- Born: Edward Jack Stambollouian 23 October 1987 (age 38)
- Other name: Edward Stambollouian
- Education: University of Manchester; Bristol Old Vic Theatre School;
- Years active: 2012–present
- Website: www.edstambo.com

= Ed Stambollouian =

English playwright and director

Edward Jack Stambollouian (born 23 October 1987) is an English theatre and comedy director, playwright, producer and blogger. He was nominated for the Laurence Olivier Award for Best Director among other accolades.

==Early life==
Stambollouian is from North London. His father John is of Armenian descent; the Stambollouians arrived in Manchester from Kayseri and Smyrna in the 1890s. Stambollouian graduated with a degree in Drama and English from the University of Manchester and a Master of Arts (MA) in Theatre Directing from Bristol Old Vic Theatre School.

==Career==
Starting with Some Lycett Hot at the 2012 Edinburgh Fringe Festival, Stambollouian began working with Joe Lycett on a number of comedy shows. In 2013, Stambollouian served as Associate Director to Jamie Lloyd during Lloyd's tenure as Artistic Director of Trafalgar Studios. Stambollouian directed Rob Hayes' at the 2014 Edinburgh Fringe Festival, starring Jack Holden.

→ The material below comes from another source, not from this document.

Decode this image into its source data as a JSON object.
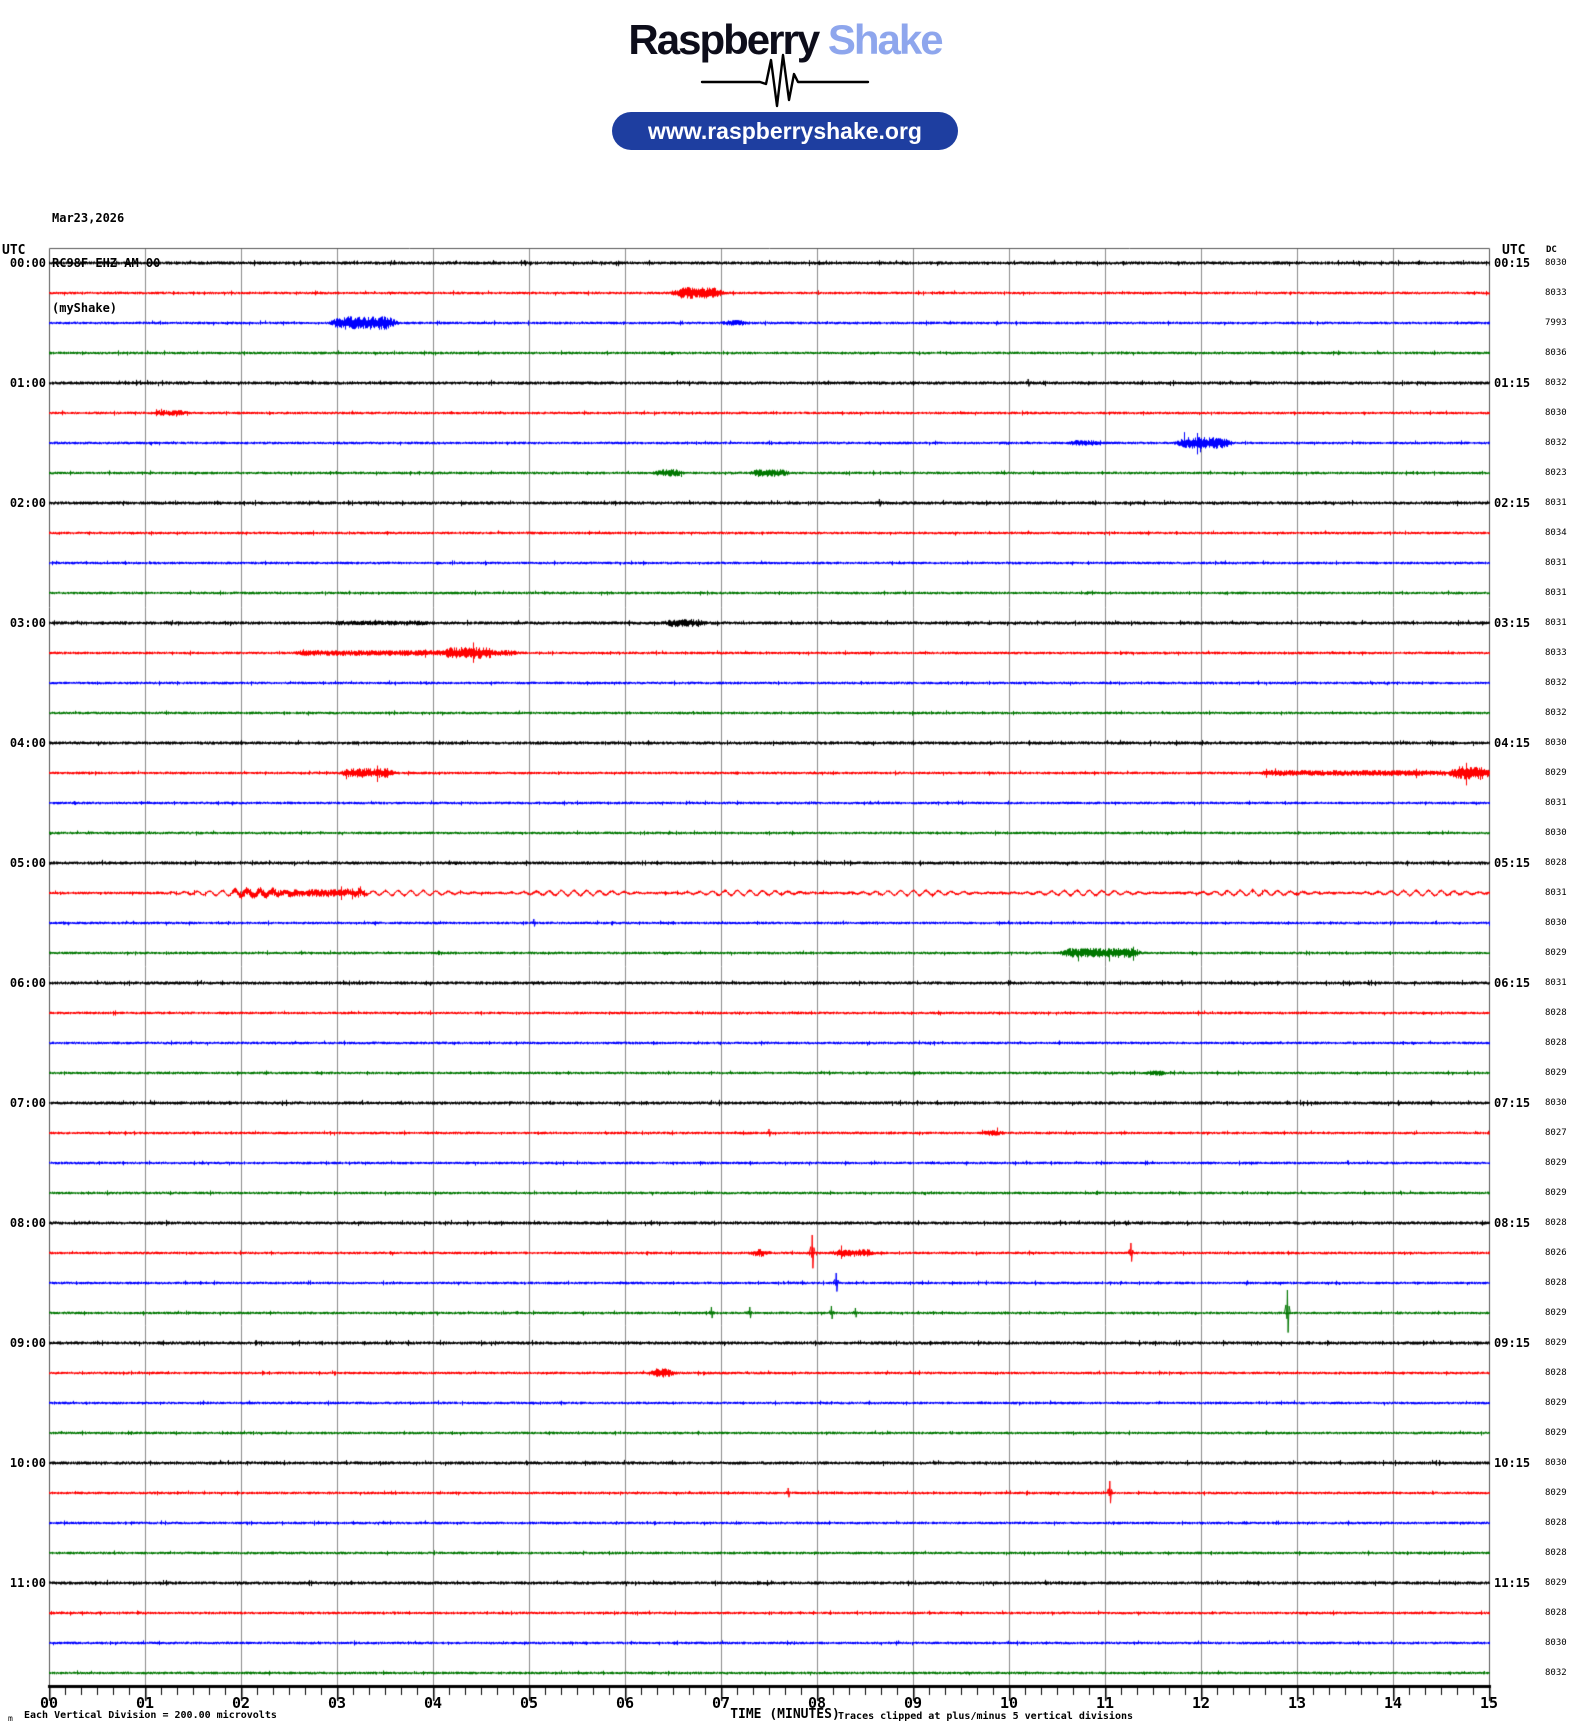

Stambollouian was selected for the 2015 inaugural Old Vic 12 emerging writers scheme. That same year, he directed Feathers in the Snow at Unicorn Theatre and the international stage tour The Amazing Tour Is Not on Fire for YouTubers Dan and Phil.

This was followed by the comedy event Invisible Dot's Birthday Bash. Stambollouian went on to direct Blush at the 2016 Edinburgh Fringe Festival and Night School for the 2018 Pinter event at the Harold Pinter Theatre, marking Stambollouian's West End debut.

During the COVID-19 pandemic, Stambollouian dabbled in food blogging with a focus on Armenian cuisine. He returned to directing in 2021 with Ian Wooldridge's adaptation of Animal Farm in a collaboration between the Royal & Derngate Theatre and the National Youth Theatre.

In 2022, Stamboullian directed Max Fosh's comedy show Zocial Butterfly, Daniel Howell's tour We're All Doomed! and the Sorted Food live Christmas special.

With Holden, Stambollouian co-wrote and directed the true crime play Kenrex. The play premiered in Sheffield in 2024 before transferring to London the following year and New York in 2026. Kenrex went on to receive six Laurence Olivier Award nominations, including Best Director for Stambollouian and Best New Play. The play was nominated for a 2026 Offie and Critics' Circle Theatre Award.